Full Report
It has been a while since I did some hardware hacking, and this time I want to review the basics. The LinkSys EA6100 router intrigued me since I was only able to find encrypted firmware images (or updates). Known tools like binwalk were unable to unpack the system:> file
Analysis Summary
# Tool/Technique: LinkSys EA6100 Router Firmware Analysis (Hardware Hacking Context)
## Overview
This summary details the initial hardware analysis and reconnaissance performed on a LinkSys EA6100 router, specifically focusing on its encrypted firmware image and the physical components of the Printed Circuit Board (PCB) to identify potential debug interfaces like UART.
## Technical Details
- Type: Technique (Hardware Reverse Engineering/Firmware Analysis)
- Platform: LinkSys EA6100 Router (Embedded Linux/MediaTek CPU)
- Capabilities: Component identification (CPU, RAM, Flash), voltage level analysis on test points (TPs) and headers (J4, J2), firmware integrity/encryption check.
- First Seen: Relates to analysis conducted on known LinkSys hardware; specific analysis date not provided.
## MITRE ATT&CK Mapping
This exercise primarily focuses on reconnaissance and initial access preparation, which aligns loosely with the following high-level tactics:
- **TA0001 - Initial Access** (Focus on finding physical entry points)
- T1558 - Steal or Forge Credentials
- T1558.003 - Steal or Forge Credentials: From Shared Content (Firmware analysis can expose hardcoded credentials)
- **TA0043 - Software Discovery** (Identifying system components)
- T1592 - Gather Victim Identity Information
- T1592.005 - Gather Victim Identity Information: Hardware (Identifying CPU, Flash, RAM)
## Functionality
### Core Capabilities
- **Firmware Integrity Check:** Attempted unpacking of encrypted firmware image (`FW_EA6100_1.1.6.181939_prod.gpg.img`) using standard tools like `binwalk`, which only identified an embedded MySQL MISAM index file and high entropy, suggesting encryption or proprietary packing.
- **Component Identification:** Identified key hardware components via PCB silkscreen labels and cross-referencing datasheets:
- CPU: MediaTek MT7620A
- Flash: Spansion S34ML01G100TFI00
- RAM: Winbond W971GG6KB-25 (128 MB)
- WIFI: MediaTek MT7612E
- **Debug Pin Analysis (J4, J2):** Measured voltages on unlabeled headers (J4, J2) and test points (TP1, TP2, TP3) during boot-up using a multimeter to determine potential communication or power lines (e.g., 3.3V supply, GND, oscillating signals indicating transmission).
### Advanced Features
- **Signal Monitoring:** Detected oscillating voltages on certain pads (e.g., J4 Pin 3, J2 Pin 5), strongly indicating transmitting signals, likely related to a serial console (UART).
- **PCB Inspection:** Noted missing components (R6, R3) and an empty SOIC8 socket on the reverse side, suggesting potential modifications or alternative hardware revisions.
- **Information Sourcing:** Used publicly available FCC filings (via Google Dorking) to quickly obtain internal photos and schematics, confirming initial findings.
## Indicators of Compromise
*Not applicable as this is a hardware analysis methodology, not an active compromise.*
- File Hashes: `25efc5b63d6b35366bf556111d0a8368` (MD5 for firmware image)

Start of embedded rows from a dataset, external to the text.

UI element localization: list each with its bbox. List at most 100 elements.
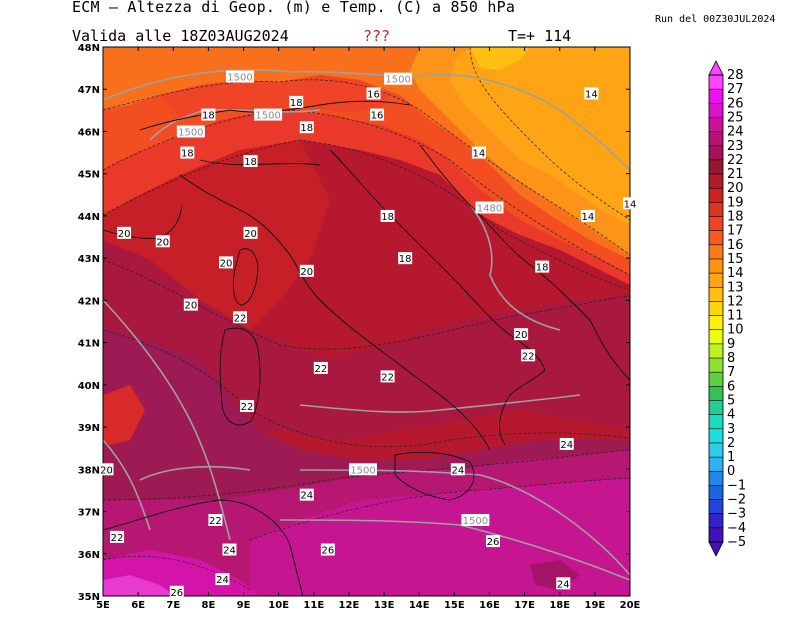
geopotential-label-text: 1500 — [463, 516, 488, 527]
longitude-axis: 5E 6E 7E 8E 9E 10E 11E 12E 13E 14E 15E 16E 17E 18E 19E… — [96, 600, 640, 611]
colorbar-label: 8 — [727, 351, 735, 366]
temperature-label-text: 18 — [244, 157, 257, 168]
longitude-label: 14E — [409, 600, 430, 611]
geopotential-label-text: 1500 — [385, 75, 410, 86]
colorbar-label: 25 — [727, 110, 744, 125]
temperature-label-text: 18 — [290, 98, 303, 109]
temperature-label-text: 20 — [244, 229, 257, 240]
temperature-label-box — [450, 463, 465, 476]
latitude-label: 35N — [78, 592, 100, 603]
temp-band-alps — [160, 75, 390, 118]
temperature-label-box — [485, 535, 500, 548]
colorbar-label: 17 — [727, 224, 744, 239]
colorbar-label: 15 — [727, 252, 744, 267]
temperature-label-box — [183, 298, 198, 311]
temperature-label-text: 24 — [560, 440, 573, 451]
colorbar-swatch — [709, 386, 723, 401]
colorbar-swatch — [709, 442, 723, 458]
temp-band-12-13 — [470, 47, 530, 70]
temperature-label-box — [514, 328, 529, 341]
colorbar-label: 28 — [727, 68, 744, 83]
temperature-label: 20 — [514, 328, 529, 341]
map-area — [103, 47, 630, 596]
colorbar-swatch — [709, 527, 723, 543]
temperature-label-box — [240, 399, 255, 412]
temperature-label: 20 — [155, 235, 170, 248]
longitude-label: 12E — [339, 600, 360, 611]
geopotential-label-box — [384, 72, 413, 85]
longitude-label: 17E — [514, 600, 535, 611]
colorbar-swatch — [709, 301, 723, 317]
temperature-label-text: 24 — [223, 546, 236, 557]
temperature-label-text: 14 — [585, 89, 598, 100]
temperature-label: 26 — [320, 543, 335, 557]
colorbar-label: −1 — [727, 478, 746, 493]
temperature-label-text: 20 — [220, 258, 233, 269]
valid-time: Valida alle 18Z03AUG2024 — [72, 27, 289, 45]
geopotential-label: 1500 — [384, 72, 413, 86]
latitude-label: 36N — [78, 550, 100, 561]
longitude-label: 7E — [166, 600, 180, 611]
temperature-label-text: 14 — [473, 149, 486, 160]
colorbar-swatch — [709, 428, 723, 444]
temperature-label-text: 20 — [156, 237, 169, 248]
colorbar-swatch — [709, 471, 723, 486]
temperature-label-box — [299, 264, 314, 277]
geopotential-label-box — [475, 201, 504, 214]
temperature-label-text: 20 — [300, 267, 313, 278]
colorbar-swatch — [709, 485, 723, 501]
geopotential-label: 1500 — [461, 513, 490, 527]
geopotential-label-text: 1500 — [350, 465, 375, 476]
colorbar-label: 23 — [727, 139, 744, 154]
temperature-label-text: 16 — [367, 89, 380, 100]
temp-band-22-23 — [103, 240, 630, 450]
temperature-label-box — [398, 252, 413, 265]
colorbar-label: 10 — [727, 323, 744, 338]
colorbar-swatch — [709, 400, 723, 416]
temperature-label: 24 — [559, 437, 574, 451]
colorbar-label: 7 — [727, 365, 735, 380]
colorbar-label: 14 — [727, 266, 744, 281]
temperature-labels: 14 16 16 18 18 18 18 18 14 18 14 14 18 18 20 20 20 20 20 20… — [99, 87, 637, 599]
temperature-label: 26 — [169, 585, 184, 599]
geopotential-label-box — [254, 108, 283, 121]
longitude-label: 10E — [268, 600, 289, 611]
temperature-label-text: 24 — [451, 465, 464, 476]
temp-band-27-28 — [103, 575, 175, 596]
colorbar-swatch — [709, 258, 723, 274]
run-label: Run del 00Z30JUL2024 — [655, 14, 776, 25]
colorbar-label: −5 — [727, 535, 746, 550]
temperature-label: 22 — [233, 311, 248, 324]
temperature-label-text: 20 — [100, 465, 113, 476]
colorbar-label: −2 — [727, 493, 746, 508]
temperature-label-text: 14 — [624, 199, 637, 210]
temp-band-20-21 — [103, 140, 330, 330]
temperature-label-text: 18 — [381, 212, 394, 223]
latitude-label: 39N — [78, 423, 100, 434]
colorbar-bottom-arrow — [708, 541, 724, 557]
colorbar-label: 16 — [727, 238, 744, 253]
geopotential-label-text: 1500 — [178, 127, 203, 138]
temperature-label: 22 — [208, 513, 223, 527]
temperature-label-text: 20 — [118, 229, 131, 240]
geopotential-labels: 1500 1500 1500 1500 1480 1500 1500 — [176, 70, 504, 527]
temperature-label: 22 — [313, 361, 328, 375]
temperature-label: 16 — [370, 108, 385, 122]
colorbar-swatch — [709, 145, 723, 161]
temperature-label-text: 20 — [184, 301, 197, 312]
temperature-label-text: 24 — [300, 491, 313, 502]
temperature-label-text: 22 — [522, 351, 535, 362]
colorbar-swatch — [709, 513, 723, 529]
temperature-label-text: 24 — [557, 579, 570, 590]
colorbar-swatch — [709, 358, 723, 373]
temperature-label: 24 — [222, 543, 237, 557]
latitude-label: 47N — [78, 85, 100, 96]
temperature-label: 24 — [215, 573, 230, 586]
temperature-label-box — [299, 121, 314, 134]
longitude-label: 5E — [96, 600, 110, 611]
temperature-label-text: 18 — [399, 254, 412, 265]
temperature-label-text: 26 — [170, 588, 183, 599]
temperature-label: 18 — [289, 95, 304, 109]
temperature-label-text: 22 — [314, 364, 327, 375]
temperature-label-box — [320, 543, 335, 556]
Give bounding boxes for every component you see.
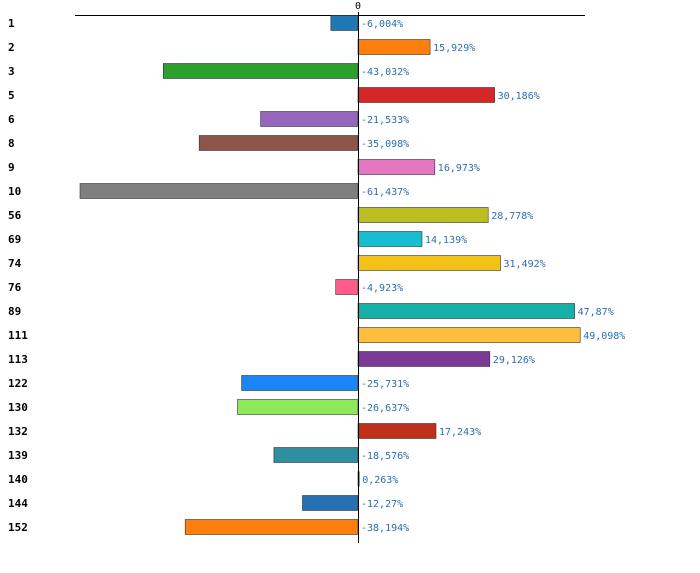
value-label: -61,437% (361, 187, 409, 198)
bar (184, 519, 359, 535)
bar (357, 303, 575, 319)
value-label: 49,098% (583, 331, 625, 342)
value-label: -21,533% (361, 115, 409, 126)
value-label: -25,731% (361, 379, 409, 390)
value-label: -26,637% (361, 403, 409, 414)
category-label: 139 (8, 449, 28, 462)
value-label: 15,929% (433, 43, 475, 54)
bar (241, 375, 359, 391)
category-label: 2 (8, 41, 15, 54)
category-label: 5 (8, 89, 15, 102)
value-label: -43,032% (361, 67, 409, 78)
value-label: 0,263% (362, 475, 398, 486)
bar-rows: 1 -6,004% 2 15,929% 3 -43,032% 5 30,186% 6 -21,53… (8, 15, 625, 535)
bar (260, 111, 359, 127)
bar (163, 63, 359, 79)
bar (79, 183, 359, 199)
value-label: 14,139% (425, 235, 467, 246)
value-label: -18,576% (361, 451, 409, 462)
category-label: 69 (8, 233, 21, 246)
value-label: 28,778% (491, 211, 533, 222)
bar (357, 351, 491, 367)
bar (237, 399, 359, 415)
category-label: 10 (8, 185, 21, 198)
value-label: 16,973% (438, 163, 480, 174)
category-label: 89 (8, 305, 21, 318)
value-label: -4,923% (361, 283, 403, 294)
bar (357, 231, 423, 247)
zero-tick-label: 0 (355, 1, 361, 12)
category-label: 144 (8, 497, 28, 510)
category-label: 122 (8, 377, 28, 390)
value-label: -38,194% (361, 523, 409, 534)
bar (330, 15, 359, 31)
value-label: 47,87% (578, 307, 614, 318)
category-label: 140 (8, 473, 28, 486)
bar (302, 495, 359, 511)
category-label: 130 (8, 401, 28, 414)
bar (357, 87, 495, 103)
category-label: 56 (8, 209, 22, 222)
category-label: 9 (8, 161, 15, 174)
bar (357, 39, 431, 55)
bar (357, 207, 489, 223)
bar (357, 327, 581, 343)
value-label: 17,243% (439, 427, 481, 438)
value-label: -35,098% (361, 139, 409, 150)
bar (357, 423, 437, 439)
category-label: 152 (8, 521, 28, 534)
value-label: 31,492% (504, 259, 546, 270)
bar (273, 447, 359, 463)
category-label: 113 (8, 353, 28, 366)
value-label: -6,004% (361, 19, 403, 30)
category-label: 1 (8, 17, 15, 30)
category-label: 76 (8, 281, 22, 294)
value-label: -12,27% (361, 499, 403, 510)
value-label: 29,126% (493, 355, 535, 366)
category-label: 111 (8, 329, 28, 342)
bar (198, 135, 359, 151)
category-label: 3 (8, 65, 15, 78)
bar (357, 159, 436, 175)
category-label: 132 (8, 425, 28, 438)
category-label: 74 (8, 257, 22, 270)
bar (335, 279, 359, 295)
value-label: 30,186% (498, 91, 540, 102)
bar (357, 255, 501, 271)
category-label: 8 (8, 137, 15, 150)
category-label: 6 (8, 113, 15, 126)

- File Names: `FW_EA6100_1.1.6.181939_prod.gpg.img`
- Registry Keys: N/A
- Network Indicators: N/A (Analysis focused on physical access)
- Behavioral Indicators: Oscillating voltages on specific PCB pads during boot sequence.
## Associated Threat Actors
This analysis describes a research and reverse-engineering effort, not activity by a specific threat actor group. The knowledge gained could be used by researchers or malicious actors seeking initial access to embedded devices.
## Detection Methods
*Not applicable to the analysis process itself.* These techniques represent methods for *gaining* unauthorized access, not detecting ongoing attacks.
## Mitigation Strategies
*For users/owners of the device:*
- Physical Security: Limit physical access to networking equipment.
- Firmware Integrity: Only install official firmware updates; vet third-party firmware sources.
*For security researchers attempting replication:*
- Utilize standard hardware analysis tools (multimeter, logic analyzer, oscilloscope).
- Cross-reference component information with FCC ID databases for documentation.
## Related Tools/Techniques
- **binwalk:** Tool used for analyzing firmware images for embedded filesystems and signatures.
- **Hardware Debugging (UART/JTAG):** The overall goal of the analysis is to establish a serial connection (UART) for low-level system interaction.
- **Google Dorking:** Used to locate internal photos and documentation filed with regulatory bodies (e.g., FCC ID search).